Americans’ expectations for home-price changes fell to a record low in August, according to results from the Federal Reserve Bank of New York’s latest monthly survey of U.S. households.
The median estimate of one-year price changes was 4%, dropping from 4.64% in July, according to the report. August was the lowest reading since the survey began in 2013. A year earlier, the median expectation was 4.43%.
The share of people who told the Fed they expect to move fell to an almost two-year low.
Consumers are becoming more pessimistic about the growth of home prices, just as they are about other parts of the economy, the Fed report said.
“Expectations about employment, growth in earnings, spending, income and household financial situation were generally less optimistic,” the New York Fed said.
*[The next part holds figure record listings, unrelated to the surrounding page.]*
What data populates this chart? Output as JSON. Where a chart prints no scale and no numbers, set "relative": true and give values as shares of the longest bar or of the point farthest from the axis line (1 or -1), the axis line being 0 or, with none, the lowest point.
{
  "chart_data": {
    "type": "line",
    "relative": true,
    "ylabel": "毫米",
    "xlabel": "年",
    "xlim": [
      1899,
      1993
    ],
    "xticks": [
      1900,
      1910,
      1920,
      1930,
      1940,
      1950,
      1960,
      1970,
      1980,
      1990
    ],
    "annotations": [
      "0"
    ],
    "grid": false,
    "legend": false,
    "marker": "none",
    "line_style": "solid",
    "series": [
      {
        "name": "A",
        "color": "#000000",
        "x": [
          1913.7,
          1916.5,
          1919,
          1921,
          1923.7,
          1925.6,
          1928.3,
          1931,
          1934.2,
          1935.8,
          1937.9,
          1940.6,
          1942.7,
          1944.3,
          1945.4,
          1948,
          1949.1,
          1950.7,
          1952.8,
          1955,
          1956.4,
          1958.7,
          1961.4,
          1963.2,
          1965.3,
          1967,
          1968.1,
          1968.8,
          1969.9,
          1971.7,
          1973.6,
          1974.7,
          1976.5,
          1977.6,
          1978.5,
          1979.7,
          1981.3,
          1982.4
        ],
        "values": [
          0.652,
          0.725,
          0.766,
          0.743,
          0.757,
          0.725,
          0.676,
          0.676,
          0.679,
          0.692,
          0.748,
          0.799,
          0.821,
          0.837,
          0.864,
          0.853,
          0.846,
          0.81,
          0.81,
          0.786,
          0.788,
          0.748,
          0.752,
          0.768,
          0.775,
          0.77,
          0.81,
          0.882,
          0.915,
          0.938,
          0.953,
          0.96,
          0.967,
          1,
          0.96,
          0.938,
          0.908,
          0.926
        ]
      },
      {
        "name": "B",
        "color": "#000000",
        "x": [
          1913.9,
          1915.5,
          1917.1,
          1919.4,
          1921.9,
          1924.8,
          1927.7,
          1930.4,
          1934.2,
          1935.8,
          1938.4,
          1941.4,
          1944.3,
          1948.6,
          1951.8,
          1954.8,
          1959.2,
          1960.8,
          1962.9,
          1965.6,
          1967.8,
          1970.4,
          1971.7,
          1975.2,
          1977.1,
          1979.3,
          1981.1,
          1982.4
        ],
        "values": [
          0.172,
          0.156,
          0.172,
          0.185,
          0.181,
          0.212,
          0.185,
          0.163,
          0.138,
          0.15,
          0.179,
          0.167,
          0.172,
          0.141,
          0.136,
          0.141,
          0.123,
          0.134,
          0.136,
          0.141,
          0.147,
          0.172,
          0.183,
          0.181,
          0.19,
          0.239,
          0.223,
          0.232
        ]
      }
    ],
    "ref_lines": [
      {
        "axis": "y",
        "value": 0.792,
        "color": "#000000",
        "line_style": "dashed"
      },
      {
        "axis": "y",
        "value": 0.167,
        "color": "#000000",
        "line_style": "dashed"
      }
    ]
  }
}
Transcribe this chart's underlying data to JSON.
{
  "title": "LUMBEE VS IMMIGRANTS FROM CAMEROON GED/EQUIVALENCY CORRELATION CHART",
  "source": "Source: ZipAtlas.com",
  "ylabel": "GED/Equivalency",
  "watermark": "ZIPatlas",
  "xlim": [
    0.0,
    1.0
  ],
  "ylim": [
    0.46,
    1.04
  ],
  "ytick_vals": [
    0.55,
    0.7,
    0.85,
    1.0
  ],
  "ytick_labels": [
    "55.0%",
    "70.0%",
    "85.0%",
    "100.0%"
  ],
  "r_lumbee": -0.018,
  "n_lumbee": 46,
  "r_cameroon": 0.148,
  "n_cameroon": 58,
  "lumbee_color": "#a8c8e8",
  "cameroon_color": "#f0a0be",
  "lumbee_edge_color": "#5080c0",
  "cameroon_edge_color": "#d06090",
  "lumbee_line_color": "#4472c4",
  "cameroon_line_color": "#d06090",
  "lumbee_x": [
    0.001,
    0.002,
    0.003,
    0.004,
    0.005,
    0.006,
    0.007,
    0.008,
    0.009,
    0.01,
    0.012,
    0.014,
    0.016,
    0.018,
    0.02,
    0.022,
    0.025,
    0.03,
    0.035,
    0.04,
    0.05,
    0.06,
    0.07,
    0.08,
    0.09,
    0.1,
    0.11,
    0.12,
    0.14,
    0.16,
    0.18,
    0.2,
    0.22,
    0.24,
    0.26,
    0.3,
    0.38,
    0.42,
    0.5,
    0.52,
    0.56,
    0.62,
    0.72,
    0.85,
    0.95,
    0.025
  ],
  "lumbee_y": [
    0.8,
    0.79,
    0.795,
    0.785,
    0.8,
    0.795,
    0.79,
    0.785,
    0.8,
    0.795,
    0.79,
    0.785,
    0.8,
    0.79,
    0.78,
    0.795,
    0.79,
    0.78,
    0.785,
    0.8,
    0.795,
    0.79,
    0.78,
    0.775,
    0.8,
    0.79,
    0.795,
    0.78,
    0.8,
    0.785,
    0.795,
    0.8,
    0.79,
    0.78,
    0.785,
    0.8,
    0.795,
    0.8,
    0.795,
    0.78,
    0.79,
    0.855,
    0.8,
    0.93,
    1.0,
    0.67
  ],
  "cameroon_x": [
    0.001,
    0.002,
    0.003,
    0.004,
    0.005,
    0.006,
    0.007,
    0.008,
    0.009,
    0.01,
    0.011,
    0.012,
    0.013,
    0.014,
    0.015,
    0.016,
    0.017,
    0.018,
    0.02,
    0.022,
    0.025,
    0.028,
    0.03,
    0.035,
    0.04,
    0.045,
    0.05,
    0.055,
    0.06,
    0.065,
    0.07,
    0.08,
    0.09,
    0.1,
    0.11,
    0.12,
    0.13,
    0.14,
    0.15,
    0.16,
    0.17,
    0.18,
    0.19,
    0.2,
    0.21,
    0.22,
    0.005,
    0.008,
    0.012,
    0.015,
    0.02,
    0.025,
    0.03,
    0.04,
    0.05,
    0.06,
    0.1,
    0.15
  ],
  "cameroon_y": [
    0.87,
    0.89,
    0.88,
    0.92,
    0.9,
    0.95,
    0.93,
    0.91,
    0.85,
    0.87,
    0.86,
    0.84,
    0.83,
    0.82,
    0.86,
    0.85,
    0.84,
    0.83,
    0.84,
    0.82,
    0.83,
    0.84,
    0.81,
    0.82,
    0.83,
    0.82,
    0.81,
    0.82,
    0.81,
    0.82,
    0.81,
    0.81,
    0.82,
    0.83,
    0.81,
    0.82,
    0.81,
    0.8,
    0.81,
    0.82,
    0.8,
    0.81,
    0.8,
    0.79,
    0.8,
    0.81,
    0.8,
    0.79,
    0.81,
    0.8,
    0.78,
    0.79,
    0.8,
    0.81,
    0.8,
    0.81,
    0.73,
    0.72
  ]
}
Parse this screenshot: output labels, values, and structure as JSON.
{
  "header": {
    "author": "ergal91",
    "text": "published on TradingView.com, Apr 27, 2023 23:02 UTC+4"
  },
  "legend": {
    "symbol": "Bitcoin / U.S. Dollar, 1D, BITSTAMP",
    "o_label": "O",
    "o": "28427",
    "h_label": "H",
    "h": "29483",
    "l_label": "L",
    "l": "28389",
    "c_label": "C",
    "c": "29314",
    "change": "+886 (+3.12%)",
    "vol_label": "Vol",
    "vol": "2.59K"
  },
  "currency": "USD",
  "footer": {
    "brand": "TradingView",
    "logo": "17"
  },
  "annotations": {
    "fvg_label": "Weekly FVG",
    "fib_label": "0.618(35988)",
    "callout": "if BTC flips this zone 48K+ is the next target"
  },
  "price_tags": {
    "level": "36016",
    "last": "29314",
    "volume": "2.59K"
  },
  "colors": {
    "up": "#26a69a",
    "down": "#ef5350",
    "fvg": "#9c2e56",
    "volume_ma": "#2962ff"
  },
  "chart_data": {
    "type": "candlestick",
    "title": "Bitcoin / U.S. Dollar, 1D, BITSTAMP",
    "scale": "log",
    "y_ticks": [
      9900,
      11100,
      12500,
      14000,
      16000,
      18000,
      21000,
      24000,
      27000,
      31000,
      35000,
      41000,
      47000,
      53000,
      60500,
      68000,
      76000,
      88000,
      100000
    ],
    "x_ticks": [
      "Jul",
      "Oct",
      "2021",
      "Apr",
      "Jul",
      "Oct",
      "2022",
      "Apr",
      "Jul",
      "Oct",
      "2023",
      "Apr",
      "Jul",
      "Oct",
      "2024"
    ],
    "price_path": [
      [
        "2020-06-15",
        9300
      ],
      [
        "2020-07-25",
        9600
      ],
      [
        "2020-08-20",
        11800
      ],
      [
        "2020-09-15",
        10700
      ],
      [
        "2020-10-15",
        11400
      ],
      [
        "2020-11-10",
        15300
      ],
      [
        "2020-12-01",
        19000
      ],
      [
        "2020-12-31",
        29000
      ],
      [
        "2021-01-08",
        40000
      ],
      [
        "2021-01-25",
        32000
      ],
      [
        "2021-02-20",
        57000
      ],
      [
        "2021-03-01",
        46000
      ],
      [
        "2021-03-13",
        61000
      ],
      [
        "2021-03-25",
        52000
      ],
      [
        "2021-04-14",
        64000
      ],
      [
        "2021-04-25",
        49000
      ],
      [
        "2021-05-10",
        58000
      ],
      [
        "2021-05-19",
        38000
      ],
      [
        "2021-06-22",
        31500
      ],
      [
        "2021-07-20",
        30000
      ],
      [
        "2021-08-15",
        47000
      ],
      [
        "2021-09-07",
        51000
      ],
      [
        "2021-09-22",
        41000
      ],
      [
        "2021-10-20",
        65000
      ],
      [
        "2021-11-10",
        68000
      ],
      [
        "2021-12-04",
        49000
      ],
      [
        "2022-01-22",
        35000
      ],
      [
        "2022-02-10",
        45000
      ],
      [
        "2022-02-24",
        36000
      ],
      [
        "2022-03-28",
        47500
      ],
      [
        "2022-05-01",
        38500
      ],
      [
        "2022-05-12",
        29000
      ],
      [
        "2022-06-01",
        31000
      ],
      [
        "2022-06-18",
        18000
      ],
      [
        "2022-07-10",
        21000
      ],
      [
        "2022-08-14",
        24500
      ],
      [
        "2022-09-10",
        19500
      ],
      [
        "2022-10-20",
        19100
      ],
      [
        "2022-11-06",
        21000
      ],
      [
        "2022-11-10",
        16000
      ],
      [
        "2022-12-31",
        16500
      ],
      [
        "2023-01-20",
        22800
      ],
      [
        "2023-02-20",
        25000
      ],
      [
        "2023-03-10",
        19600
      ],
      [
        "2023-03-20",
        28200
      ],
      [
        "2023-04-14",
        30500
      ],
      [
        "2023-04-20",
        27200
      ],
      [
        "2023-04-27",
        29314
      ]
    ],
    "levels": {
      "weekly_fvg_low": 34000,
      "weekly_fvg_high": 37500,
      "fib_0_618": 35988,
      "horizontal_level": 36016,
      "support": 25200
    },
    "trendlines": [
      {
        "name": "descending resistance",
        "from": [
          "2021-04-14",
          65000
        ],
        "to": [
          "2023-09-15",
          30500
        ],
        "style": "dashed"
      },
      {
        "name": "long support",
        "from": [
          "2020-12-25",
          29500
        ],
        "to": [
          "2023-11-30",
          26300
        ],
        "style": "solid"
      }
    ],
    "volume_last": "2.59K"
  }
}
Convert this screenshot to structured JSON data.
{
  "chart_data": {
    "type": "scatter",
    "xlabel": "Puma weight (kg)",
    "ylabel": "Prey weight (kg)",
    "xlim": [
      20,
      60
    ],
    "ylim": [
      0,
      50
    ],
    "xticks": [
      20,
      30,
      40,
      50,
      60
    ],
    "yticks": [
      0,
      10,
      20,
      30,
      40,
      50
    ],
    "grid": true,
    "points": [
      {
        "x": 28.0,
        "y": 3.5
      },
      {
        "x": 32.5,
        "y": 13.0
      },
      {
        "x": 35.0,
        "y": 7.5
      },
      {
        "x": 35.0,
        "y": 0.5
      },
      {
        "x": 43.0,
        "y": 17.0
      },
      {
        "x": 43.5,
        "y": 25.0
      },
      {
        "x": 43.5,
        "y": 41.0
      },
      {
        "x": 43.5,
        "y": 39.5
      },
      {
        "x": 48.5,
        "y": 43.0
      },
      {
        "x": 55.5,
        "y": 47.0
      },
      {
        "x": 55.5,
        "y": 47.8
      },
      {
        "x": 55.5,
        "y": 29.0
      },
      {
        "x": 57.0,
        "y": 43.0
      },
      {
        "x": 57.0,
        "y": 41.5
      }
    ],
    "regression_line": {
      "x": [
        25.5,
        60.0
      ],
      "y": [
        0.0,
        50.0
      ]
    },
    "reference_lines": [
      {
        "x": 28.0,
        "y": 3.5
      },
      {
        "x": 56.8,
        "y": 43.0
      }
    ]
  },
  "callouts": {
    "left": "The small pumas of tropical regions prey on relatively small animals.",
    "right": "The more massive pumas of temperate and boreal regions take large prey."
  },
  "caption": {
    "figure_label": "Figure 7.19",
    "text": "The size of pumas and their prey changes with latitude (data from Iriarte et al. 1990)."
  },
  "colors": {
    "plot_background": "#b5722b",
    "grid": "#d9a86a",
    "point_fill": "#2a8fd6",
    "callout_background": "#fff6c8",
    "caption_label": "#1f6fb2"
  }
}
Last month, Fed Chairman Jerome Powell warned the Fed’s array of tools may not be enough to counter President Donald Trump’s trade war with China.
“While monetary policy is a powerful tool that works to support consumer spending, business investment and public confidence, it cannot provide a settled rulebook for international trade,” Powell said at the Kansas City Fed’s annual symposium at Jackson Hole, Wyoming.
The Fed’s report on consumer expectations also showed a downturn in the outlook for income growth and increased worry about a rise in unemployment a year from now.
Survey respondents also put the probability that the stock market would be higher a year from now at 38% on average, the lowest since October 2016.
The Fed’s survey comes a week before the Federal Open Market Committee meeting where policymakers, led by Powell, will discuss interest-rate policy. There is broad expectation the FOMC will lower its overnight target rate for the second time since the financial crisis, on the heels of a 0.25% cut at its July meeting.